Min Cho: This is Min Cho for Alex Rygiel. Can you hear me? Okay. That’s so confusing because I logged in as myself. But okay, sorry about that. A couple of quick questions. Just given the interest rate environment, are you seeing any kind of project delays or just slowdown in bidding opportunities for some of the larger projects?

Mike Jenkins: At this point in time, we have not seen any sub-sequential delays that we could attribute to that not at all.

Min Cho: Also in terms of your Voltrek business, it sounds like it’s progressing fairly well here. Are you still on track to hit kind of a $10 million to $12 million in revenue for the full year. Can you talk a little bit about the pipeline? And maybe how big this business can get for you in the next couple of years?

Mike Jenkins: Sure. Yes. We did say earlier that we thought that between the Voltrek business and the maintenance business that it would be around 1/3 of the business overall. We still think we’re on track for that, plus or minus. The $10 million to $12 million that you referenced for Voltrek given our current run rate coming out of this quarter, we definitely feel like that’s achievable. And in terms of the longer view of Voltrek and the EV space more broadly, as I referenced in my comments, the macro environment remains very strong towards EVs. It won’t be perfectly linear, but directionally strong. And we do see the opportunity to grow a business of $20 million to $50 million in the next couple of years.

Min Cho: Excellent. And then it’s nice to see that you reiterated your revenue guidance for the full year. Just any thoughts on EBITDA for the second half of this year. Can you exit on the positive EBITDA? And how do we get there?

Per Brodin: Well, in my comment, I certainly mentioned that we expect our improved and increasing sales to [Indiscernible] line results. So we do expect, as I make it to be free cash flow positive, which I think implicit in that EBITDA positive as we leave the year. But say that our year-to-date performance would [Indiscernible] probably not finish the year with a net positive result.

Min Cho: And then just one final question. I believe you had a large DoD contract for your Pure Motion product, and it was awaiting funding. Any update on that? Or any just update on some of your newer kind of I guess, more value-add products?

Mike Jenkins: Pure Motion, the project that you referenced is still live. It is still — but it’s basically on a hold status right now with the DoD. So we do expect that, that project will at some point move forward, but we don’t have timing at this point in time.

Operator: [Operator Instructions] Our next question comes from the line of Andrew Shapiro from Lawndale Capital Management. Your line is open.

Andrew Shapiro: Just trying to get drill down into this maintenance contract stuff and the losses.
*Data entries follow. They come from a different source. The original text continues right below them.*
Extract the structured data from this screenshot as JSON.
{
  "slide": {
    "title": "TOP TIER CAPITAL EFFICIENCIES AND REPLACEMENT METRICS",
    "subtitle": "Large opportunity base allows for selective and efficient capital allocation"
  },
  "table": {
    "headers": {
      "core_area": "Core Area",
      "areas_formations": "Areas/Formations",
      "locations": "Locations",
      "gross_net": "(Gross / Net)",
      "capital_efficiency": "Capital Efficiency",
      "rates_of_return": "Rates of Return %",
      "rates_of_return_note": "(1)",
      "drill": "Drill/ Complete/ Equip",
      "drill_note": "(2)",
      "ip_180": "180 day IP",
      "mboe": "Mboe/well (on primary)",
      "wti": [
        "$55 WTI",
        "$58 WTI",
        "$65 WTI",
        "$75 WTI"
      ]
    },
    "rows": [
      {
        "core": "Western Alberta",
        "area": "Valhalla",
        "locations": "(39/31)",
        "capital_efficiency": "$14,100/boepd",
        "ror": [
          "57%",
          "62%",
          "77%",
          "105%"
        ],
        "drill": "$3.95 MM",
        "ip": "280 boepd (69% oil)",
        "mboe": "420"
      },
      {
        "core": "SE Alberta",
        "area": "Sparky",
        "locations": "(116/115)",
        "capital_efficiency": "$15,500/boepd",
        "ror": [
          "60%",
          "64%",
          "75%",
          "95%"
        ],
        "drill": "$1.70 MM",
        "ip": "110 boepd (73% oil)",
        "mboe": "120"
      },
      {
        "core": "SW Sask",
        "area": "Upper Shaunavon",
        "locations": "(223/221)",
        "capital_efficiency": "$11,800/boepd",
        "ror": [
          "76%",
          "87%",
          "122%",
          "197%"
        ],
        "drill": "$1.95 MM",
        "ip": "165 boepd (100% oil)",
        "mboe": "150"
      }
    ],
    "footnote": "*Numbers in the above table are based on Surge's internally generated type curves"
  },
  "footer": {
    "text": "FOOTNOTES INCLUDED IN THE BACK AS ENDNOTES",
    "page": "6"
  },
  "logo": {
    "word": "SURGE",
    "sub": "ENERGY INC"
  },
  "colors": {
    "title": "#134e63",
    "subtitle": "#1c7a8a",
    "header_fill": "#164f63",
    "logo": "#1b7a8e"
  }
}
When you define a contract as a legacy contract, what do you mean? And when was State Light acquired?

Per Brodin: By legacy contract, we mean it was something that was an existing customer of State Light when they were acquired. We acquired State Light effective January 1, 2023.

Andrew Shapiro: So fairly recent and all that. Now — [Multiple Speakers] okay? And these contracts I think you said in the last call when I asked questions, we’re around 3 years or so in duration. So I guess that may be medium term to long term for this kind of business. What are you doing differently in your new maintenance contract bidding to share I guess, we’ll call it margin risk or to mitigate this risk? Is it just that you’re pricing it higher and hoping that you won’t have another wave of inflation are you doing with a shorter duration on the pricing? How are you approaching it differently?